Nakashima Daiki, Mori Eri, Otori Nobuyoshi
Department of Otorhinolaryngology, The Jikei University School of Medicine, Tokyo, Japan.
Respir Med Case Rep. 2024 Jan 3;47:101968. doi: 10.1016/j.rmcr.2023.101968. eCollection 2024.

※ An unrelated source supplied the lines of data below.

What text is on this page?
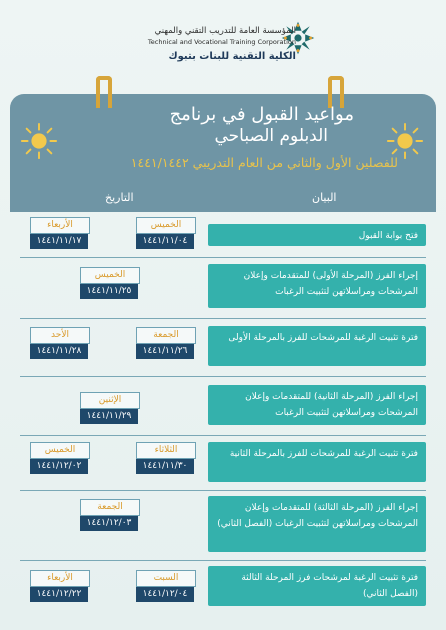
المؤسسة العامة للتدريب التقني والمهني
Technical and Vocational Training Corporation
الكلية التقنية للبنات بتبوك
مواعيد القبول في برنامج
الدبلوم الصباحي
للفصلين الأول والثاني من العام التدريبي ١٤٤١/١٤٤٢
التاريخ	البيان
فتح بوابة القبول
الخميس
١٤٤١/١١/٠٤
الأربعاء
١٤٤١/١١/١٧
إجراء الفرز (المرحلة الأولى) للمتقدمات وإعلان المرشحات ومراسلاتهن لتثبيت الرغبات
الخميس
١٤٤١/١١/٢٥
فترة تثبيت الرغبة للمرشحات للفرز بالمرحلة الأولى
الجمعة
١٤٤١/١١/٢٦
الأحد
١٤٤١/١١/٢٨
إجراء الفرز (المرحلة الثانية) للمتقدمات وإعلان المرشحات ومراسلاتهن لتثبيت الرغبات
الإثنين
١٤٤١/١١/٢٩
فترة تثبيت الرغبة للمرشحات للفرز بالمرحلة الثانية
الثلاثاء
١٤٤١/١١/٣٠
الخميس
١٤٤١/١٢/٠٢
إجراء الفرز (المرحلة الثالثة) للمتقدمات وإعلان المرشحات ومراسلاتهن لتثبيت الرغبات (الفصل الثاني)
الجمعة
١٤٤١/١٢/٠٣
فترة تثبيت الرغبة لمرشحات فرز المرحلة الثالثة (الفصل الثاني)
السبت
١٤٤١/١٢/٠٤
الأربعاء
١٤٤١/١٢/٢٢
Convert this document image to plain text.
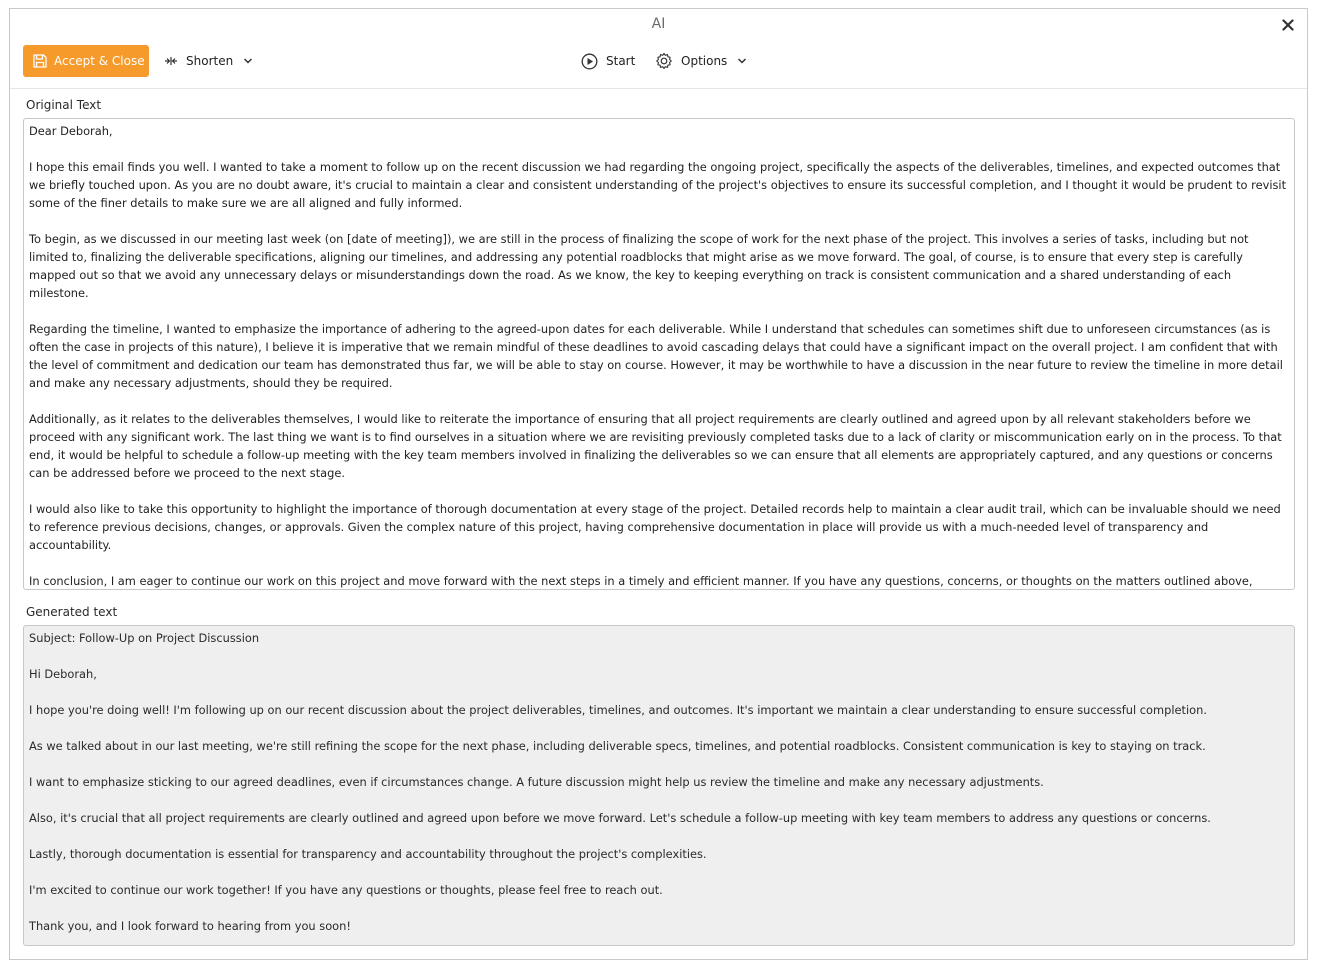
AI
Accept & Close	Shorten	Start	Options
Original Text

Dear Deborah,

I hope this email finds you well. I wanted to take a moment to follow up on the recent discussion we had regarding the ongoing project, specifically the aspects of the deliverables, timelines, and expected outcomes that we briefly touched upon. As you are no doubt aware, it's crucial to maintain a clear and consistent understanding of the project's objectives to ensure its successful completion, and I thought it would be prudent to revisit some of the finer details to make sure we are all aligned and fully informed.

To begin, as we discussed in our meeting last week (on [date of meeting]), we are still in the process of finalizing the scope of work for the next phase of the project. This involves a series of tasks, including but not limited to, finalizing the deliverable specifications, aligning our timelines, and addressing any potential roadblocks that might arise as we move forward. The goal, of course, is to ensure that every step is carefully mapped out so that we avoid any unnecessary delays or misunderstandings down the road. As we know, the key to keeping everything on track is consistent communication and a shared understanding of each milestone.

Regarding the timeline, I wanted to emphasize the importance of adhering to the agreed-upon dates for each deliverable. While I understand that schedules can sometimes shift due to unforeseen circumstances (as is often the case in projects of this nature), I believe it is imperative that we remain mindful of these deadlines to avoid cascading delays that could have a significant impact on the overall project. I am confident that with the level of commitment and dedication our team has demonstrated thus far, we will be able to stay on course. However, it may be worthwhile to have a discussion in the near future to review the timeline in more detail and make any necessary adjustments, should they be required.

Additionally, as it relates to the deliverables themselves, I would like to reiterate the importance of ensuring that all project requirements are clearly outlined and agreed upon by all relevant stakeholders before we proceed with any significant work. The last thing we want is to find ourselves in a situation where we are revisiting previously completed tasks due to a lack of clarity or miscommunication early on in the process. To that end, it would be helpful to schedule a follow-up meeting with the key team members involved in finalizing the deliverables so we can ensure that all elements are appropriately captured, and any questions or concerns can be addressed before we proceed to the next stage.

I would also like to take this opportunity to highlight the importance of thorough documentation at every stage of the project. Detailed records help to maintain a clear audit trail, which can be invaluable should we need to reference previous decisions, changes, or approvals. Given the complex nature of this project, having comprehensive documentation in place will provide us with a much-needed level of transparency and accountability.

In conclusion, I am eager to continue our work on this project and move forward with the next steps in a timely and efficient manner. If you have any questions, concerns, or thoughts on the matters outlined above,

Generated text

Subject: Follow-Up on Project Discussion

Hi Deborah,

I hope you're doing well! I'm following up on our recent discussion about the project deliverables, timelines, and outcomes. It's important we maintain a clear understanding to ensure successful completion.

As we talked about in our last meeting, we're still refining the scope for the next phase, including deliverable specs, timelines, and potential roadblocks. Consistent communication is key to staying on track.

I want to emphasize sticking to our agreed deadlines, even if circumstances change. A future discussion might help us review the timeline and make any necessary adjustments.

Also, it's crucial that all project requirements are clearly outlined and agreed upon before we move forward. Let's schedule a follow-up meeting with key team members to address any questions or concerns.

Lastly, thorough documentation is essential for transparency and accountability throughout the project's complexities.

I'm excited to continue our work together! If you have any questions or thoughts, please feel free to reach out.

Thank you, and I look forward to hearing from you soon!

Dupilumab inhibits interleukin-4Rα and suppresses type 2 inflammation. Careful administration of dupilumab is required because it increases the blood eosinophil count secondary to a decrease in local eosinophil counts, sometimes resulting in eosinophilic complications. We herein report a case of recurrent chronic eosinophilic pneumonia after switching from benralizumab to dupilumab. A 54-year-old man with a history of eosinophilic pneumonia presented to our hospital with symptoms of cough, fever, and phlegm production six months after beginning dupilumab administration for recurrent chronic rhinosinusitis. When using dupilumab, it is essential to carefully monitor patients' eosinophil trends and pulmonary symptoms.
度普利尤单抗可抑制白细胞介素-4Rα并抑制2型炎症。由于度普利尤单抗会使局部嗜酸性粒细胞计数减少,继而导致血液嗜酸性粒细胞计数增加,有时会引发嗜酸性粒细胞相关并发症,因此需要谨慎使用。我们在此报告1例从贝那利珠单抗转换为度普利尤单抗治疗后复发的慢性嗜酸性粒细胞性肺炎病例。一名有嗜酸性粒细胞性肺炎病史的54岁男性,在开始使用度普利尤单抗治疗复发性慢性鼻-鼻窦炎6个月后,因咳嗽、发热和咳痰症状前来我院就诊。使用度普利尤单抗时,必须仔细监测患者的嗜酸性粒细胞变化趋势和肺部症状。